A ditadura da falta de alternativas desqualifica todo tipo de profecia como delírio e atrevimento de quem busca aventuras que nao valem a pena. O procedimentalismo instituído (a máxima de que devemos preservar as instituições) precisa destruir o poder da lideranca carismática para impedir que a simbiose entre os liderados e o líder produza um discurso capaz de se impor na vida democrática. A primeira grande batalha para que a democratizacao signifique mudanca é reagir ao poder da opiniao pública instituída que tenta calar as vozes que ela nao pode dirigir. A mídia hegemonica e seu público é o autoritárismo privado que deseja manter a heranca do autoritarismo público do regime militar.

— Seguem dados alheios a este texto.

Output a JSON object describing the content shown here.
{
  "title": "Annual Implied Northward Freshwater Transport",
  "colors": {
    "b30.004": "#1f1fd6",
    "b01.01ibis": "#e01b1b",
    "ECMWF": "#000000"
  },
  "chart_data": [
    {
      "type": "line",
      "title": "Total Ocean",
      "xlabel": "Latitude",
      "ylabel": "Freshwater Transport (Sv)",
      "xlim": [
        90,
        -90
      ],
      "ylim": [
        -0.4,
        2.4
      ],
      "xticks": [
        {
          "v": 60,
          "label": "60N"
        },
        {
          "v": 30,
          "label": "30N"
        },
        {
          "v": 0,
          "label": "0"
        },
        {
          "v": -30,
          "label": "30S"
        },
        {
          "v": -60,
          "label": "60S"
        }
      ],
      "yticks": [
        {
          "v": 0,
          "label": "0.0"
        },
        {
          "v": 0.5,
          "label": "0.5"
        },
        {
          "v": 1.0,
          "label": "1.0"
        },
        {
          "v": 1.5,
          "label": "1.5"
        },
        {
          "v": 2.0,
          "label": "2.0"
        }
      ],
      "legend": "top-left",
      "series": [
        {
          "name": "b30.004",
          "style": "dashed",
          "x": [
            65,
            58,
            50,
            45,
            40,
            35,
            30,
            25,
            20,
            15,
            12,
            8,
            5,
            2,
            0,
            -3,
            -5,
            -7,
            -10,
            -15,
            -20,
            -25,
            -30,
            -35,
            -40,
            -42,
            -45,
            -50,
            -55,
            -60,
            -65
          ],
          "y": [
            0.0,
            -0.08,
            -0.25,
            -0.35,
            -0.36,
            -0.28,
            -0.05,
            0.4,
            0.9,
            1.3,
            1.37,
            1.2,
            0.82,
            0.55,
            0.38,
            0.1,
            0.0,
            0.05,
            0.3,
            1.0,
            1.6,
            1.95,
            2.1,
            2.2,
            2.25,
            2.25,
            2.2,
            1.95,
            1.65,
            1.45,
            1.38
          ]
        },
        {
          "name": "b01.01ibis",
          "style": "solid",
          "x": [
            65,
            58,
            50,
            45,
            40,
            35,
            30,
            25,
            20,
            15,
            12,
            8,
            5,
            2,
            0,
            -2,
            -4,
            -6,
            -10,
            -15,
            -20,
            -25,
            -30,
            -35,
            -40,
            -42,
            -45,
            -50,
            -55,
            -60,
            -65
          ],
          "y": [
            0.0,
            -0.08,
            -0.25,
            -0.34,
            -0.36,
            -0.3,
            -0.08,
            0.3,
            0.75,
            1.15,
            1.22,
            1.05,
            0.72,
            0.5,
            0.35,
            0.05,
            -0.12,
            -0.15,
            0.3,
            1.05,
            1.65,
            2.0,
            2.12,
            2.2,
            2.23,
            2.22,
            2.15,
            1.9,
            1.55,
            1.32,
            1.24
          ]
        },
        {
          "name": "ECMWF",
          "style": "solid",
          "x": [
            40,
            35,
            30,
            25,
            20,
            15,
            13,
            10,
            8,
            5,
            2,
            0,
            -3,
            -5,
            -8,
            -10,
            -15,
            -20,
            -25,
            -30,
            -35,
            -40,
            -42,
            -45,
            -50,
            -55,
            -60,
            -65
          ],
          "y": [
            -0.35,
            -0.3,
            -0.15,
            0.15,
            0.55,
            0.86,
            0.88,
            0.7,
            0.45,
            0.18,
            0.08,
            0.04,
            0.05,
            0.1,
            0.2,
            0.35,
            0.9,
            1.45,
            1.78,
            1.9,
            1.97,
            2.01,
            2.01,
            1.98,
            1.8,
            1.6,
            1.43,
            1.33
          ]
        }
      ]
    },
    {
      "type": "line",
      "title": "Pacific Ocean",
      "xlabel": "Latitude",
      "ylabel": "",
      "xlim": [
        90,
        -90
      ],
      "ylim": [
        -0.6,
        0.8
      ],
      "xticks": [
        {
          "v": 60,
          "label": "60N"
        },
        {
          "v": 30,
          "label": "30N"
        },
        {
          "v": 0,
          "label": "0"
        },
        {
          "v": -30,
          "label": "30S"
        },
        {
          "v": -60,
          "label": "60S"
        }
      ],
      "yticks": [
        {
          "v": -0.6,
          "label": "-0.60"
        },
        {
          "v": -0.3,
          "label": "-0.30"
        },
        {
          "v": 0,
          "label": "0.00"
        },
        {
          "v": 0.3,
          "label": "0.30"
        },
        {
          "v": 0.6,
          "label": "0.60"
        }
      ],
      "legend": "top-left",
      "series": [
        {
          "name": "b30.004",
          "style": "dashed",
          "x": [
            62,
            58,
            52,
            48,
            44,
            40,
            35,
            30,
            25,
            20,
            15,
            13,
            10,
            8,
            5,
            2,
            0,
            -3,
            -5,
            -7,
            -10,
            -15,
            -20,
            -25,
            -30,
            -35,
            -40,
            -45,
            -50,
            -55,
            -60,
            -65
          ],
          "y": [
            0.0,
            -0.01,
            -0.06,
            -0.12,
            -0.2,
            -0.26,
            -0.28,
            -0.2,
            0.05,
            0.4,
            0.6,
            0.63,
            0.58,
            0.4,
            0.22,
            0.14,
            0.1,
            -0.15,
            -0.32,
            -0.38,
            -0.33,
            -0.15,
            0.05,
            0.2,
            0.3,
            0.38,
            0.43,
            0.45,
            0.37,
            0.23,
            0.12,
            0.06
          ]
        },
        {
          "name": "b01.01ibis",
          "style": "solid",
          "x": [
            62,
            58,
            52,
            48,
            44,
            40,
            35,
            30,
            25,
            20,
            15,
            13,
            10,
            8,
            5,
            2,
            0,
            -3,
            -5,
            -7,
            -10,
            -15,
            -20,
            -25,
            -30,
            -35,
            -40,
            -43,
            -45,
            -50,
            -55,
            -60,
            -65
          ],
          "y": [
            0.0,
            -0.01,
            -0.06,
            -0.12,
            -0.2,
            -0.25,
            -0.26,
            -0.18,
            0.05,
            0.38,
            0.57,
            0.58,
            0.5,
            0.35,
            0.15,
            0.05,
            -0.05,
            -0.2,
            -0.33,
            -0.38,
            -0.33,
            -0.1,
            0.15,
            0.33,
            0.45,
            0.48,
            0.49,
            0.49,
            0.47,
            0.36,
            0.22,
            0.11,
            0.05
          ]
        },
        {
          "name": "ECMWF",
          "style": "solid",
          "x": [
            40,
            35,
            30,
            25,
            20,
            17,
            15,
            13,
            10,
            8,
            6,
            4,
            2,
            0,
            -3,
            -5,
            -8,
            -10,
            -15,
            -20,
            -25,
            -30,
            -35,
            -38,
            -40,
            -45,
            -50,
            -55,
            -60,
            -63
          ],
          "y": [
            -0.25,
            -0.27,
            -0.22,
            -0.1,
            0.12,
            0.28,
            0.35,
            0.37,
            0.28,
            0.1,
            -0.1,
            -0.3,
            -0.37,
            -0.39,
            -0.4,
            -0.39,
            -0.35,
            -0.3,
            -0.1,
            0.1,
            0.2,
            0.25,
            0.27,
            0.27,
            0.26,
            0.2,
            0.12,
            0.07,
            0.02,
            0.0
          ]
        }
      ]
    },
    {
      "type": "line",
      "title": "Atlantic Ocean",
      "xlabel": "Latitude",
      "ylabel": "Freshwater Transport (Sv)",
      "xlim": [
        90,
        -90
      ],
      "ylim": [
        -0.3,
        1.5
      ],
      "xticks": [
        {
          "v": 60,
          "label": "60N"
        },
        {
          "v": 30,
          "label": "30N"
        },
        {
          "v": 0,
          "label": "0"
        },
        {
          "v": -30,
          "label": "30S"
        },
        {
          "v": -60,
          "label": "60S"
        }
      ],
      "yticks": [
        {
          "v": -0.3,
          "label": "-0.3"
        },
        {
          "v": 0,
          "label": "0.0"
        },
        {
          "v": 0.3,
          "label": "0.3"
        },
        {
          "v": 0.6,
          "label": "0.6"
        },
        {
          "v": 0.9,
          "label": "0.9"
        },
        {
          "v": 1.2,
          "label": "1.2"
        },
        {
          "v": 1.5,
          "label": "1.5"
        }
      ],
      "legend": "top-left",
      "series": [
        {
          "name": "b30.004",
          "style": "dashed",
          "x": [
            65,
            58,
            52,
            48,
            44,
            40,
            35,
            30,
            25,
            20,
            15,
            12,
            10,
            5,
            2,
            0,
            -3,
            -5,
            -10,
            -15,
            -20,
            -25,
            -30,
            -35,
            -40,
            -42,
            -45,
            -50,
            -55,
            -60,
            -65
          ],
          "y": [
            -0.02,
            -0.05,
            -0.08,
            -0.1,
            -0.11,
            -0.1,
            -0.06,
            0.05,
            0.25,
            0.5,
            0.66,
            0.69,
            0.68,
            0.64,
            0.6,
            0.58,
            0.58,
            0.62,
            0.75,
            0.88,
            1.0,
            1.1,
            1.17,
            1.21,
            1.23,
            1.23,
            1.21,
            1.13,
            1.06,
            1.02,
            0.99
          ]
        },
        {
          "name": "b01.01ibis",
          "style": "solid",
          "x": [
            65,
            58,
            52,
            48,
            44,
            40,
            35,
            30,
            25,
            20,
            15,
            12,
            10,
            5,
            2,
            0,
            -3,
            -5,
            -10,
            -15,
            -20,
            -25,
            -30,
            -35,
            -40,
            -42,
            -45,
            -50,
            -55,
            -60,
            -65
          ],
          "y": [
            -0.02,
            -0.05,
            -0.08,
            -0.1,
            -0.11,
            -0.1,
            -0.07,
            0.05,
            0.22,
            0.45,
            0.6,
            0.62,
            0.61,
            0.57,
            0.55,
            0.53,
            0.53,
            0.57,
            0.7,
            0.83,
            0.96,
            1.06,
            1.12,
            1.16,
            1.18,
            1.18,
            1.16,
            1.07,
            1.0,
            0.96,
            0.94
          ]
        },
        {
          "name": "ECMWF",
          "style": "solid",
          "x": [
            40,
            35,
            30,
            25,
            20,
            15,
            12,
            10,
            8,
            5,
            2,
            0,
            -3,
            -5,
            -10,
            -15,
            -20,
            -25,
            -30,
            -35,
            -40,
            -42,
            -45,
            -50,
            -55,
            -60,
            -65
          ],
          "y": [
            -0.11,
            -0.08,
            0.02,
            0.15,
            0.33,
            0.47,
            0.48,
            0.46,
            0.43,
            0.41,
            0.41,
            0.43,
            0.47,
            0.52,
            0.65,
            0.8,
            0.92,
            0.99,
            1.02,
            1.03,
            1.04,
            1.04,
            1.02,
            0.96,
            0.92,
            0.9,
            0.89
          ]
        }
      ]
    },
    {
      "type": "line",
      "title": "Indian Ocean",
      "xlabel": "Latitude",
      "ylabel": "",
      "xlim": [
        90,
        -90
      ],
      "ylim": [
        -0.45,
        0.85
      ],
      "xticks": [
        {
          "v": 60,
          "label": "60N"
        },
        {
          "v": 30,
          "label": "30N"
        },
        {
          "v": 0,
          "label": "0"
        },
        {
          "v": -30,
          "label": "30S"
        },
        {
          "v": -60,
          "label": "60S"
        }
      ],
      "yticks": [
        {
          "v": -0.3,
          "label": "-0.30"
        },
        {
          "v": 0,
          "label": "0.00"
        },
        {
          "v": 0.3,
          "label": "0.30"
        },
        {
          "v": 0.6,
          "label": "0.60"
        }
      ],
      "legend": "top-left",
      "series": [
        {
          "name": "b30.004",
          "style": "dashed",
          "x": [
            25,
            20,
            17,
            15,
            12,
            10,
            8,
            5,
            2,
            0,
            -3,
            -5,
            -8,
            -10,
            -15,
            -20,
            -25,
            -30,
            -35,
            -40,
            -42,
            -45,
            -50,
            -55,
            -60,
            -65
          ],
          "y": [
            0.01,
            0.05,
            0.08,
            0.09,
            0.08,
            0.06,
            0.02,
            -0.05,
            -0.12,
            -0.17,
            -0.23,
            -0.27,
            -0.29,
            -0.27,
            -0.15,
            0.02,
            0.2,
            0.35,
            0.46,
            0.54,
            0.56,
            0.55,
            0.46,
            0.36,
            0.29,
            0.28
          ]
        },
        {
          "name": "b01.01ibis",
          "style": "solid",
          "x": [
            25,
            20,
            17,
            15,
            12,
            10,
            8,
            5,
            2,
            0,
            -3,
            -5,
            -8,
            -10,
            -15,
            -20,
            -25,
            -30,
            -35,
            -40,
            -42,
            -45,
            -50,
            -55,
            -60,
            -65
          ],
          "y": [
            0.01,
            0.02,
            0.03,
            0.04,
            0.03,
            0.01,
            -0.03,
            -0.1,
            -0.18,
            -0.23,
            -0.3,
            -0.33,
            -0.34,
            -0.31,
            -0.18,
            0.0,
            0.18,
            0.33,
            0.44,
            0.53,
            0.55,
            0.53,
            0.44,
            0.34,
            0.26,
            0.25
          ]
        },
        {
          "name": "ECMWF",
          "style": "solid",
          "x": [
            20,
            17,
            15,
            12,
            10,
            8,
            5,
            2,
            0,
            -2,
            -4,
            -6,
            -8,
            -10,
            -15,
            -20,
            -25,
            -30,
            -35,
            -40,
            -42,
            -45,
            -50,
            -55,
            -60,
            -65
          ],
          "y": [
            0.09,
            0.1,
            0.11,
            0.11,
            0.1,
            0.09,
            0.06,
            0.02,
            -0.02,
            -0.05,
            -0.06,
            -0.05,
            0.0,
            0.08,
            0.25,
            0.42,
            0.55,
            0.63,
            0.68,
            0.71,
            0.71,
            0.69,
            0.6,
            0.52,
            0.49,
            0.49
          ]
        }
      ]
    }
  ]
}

Precisamos de uma imaginação de mundo que encontre no presente tanto as prefigurações do novo como a forca viva do autoritarismo conservador. Aí surge a outra dimensao da política, a estratégia. As forcas sociais que podem sustentar o surgimento do novo tendem a estar mais desarticuladas, e seu interesse no novo é um fato a ser construído pela credibilidade da profecia. Já as forcas sociais que sustentam o regime de privilégios reagem com muito mais coesao a tudo que possa ameacar o seu mundo, pois sao o produto deste mundo de privilégios. A política como estratégia é a tentativa de mostrar para o público desarticulado dos "sem privilégio" que existe uma forca articulada que é eficaz em defender os seus privilégios. Este blog quer ser um espaco para definir, redefinir, discutir como vive e funciona a forca social interessada em manter o mundo de privilégios no Brasil, ou seja, o inimigo de todo e qualquer projeto popular.
O Brasil é complexo, e os "sem privilégio" nem sempre percebem e sabem que estao do mesmo lado, de modo objetivo. Existem duas classes sociais que nao participam da rede de privilégios, da "Franca tropical" que é o Brasil para os herdeiros legítimos de uma certa classe média estabelecida: 1) a ralé de indivíduos pobres que no máximo conseguem levantar a cabeca para o alívio relativo de viver uma pobreza menos humilhante, menos expostos ao aguilhao da fome. Estao completamente alijados de sucesso escolar, economico, influencia política, e vida afetiva livre de necessidades imediatas. Depois 2) os trabalhadores pobres "batalhadores", indivíduos e famílias que conseguem uma estratégia minimamente bem sucedida para planejar o futuro, estimular o sucesso dos filhos e constuir a identidade a partir de um interesse moral no trabalho e nas relacoes de confianca e afeto. Os primeiros sao aqueles a quem grande parte da classe média estabelecida acha um absurdo o Estado assistir com menos de 200 reais por mes para a satisfacao das necessidades básicas através do Bolsa Família. Os vê como preguicosos, acomodados. Um estorvo que, no fundo, só deveria existir para fornecer empregadas domésticas e prostitutas. Os segundos, embora tendo sucesso na escola, no trabalho duro e honesto, é o sucesso incomodo para a classe média, que possui mencanismos para evitar que este sucesso chegue às posicoes sociais de maior prestígio e influência. A ascencao social dos pobres é vista como a aparicacao dos brasileiros que os legítimos estabelecidos nao querem convidar para seus círculos e apresentar aos amigos de bom gosto. Nao frequentam as mesmas escolas, nao possuem o mesmo lazer e creem em deuses tidos como menos autenticos pelos que creem no dom legítimo do privilégio. O forte crescimento das igrejas evangélicas é o melhor exemplo de como os batalhadores vindos de baixo buscam construir uma cultura de classe que marca uma distancia consciente com o mundo de privilégios e prazeres da classe média estabalecida.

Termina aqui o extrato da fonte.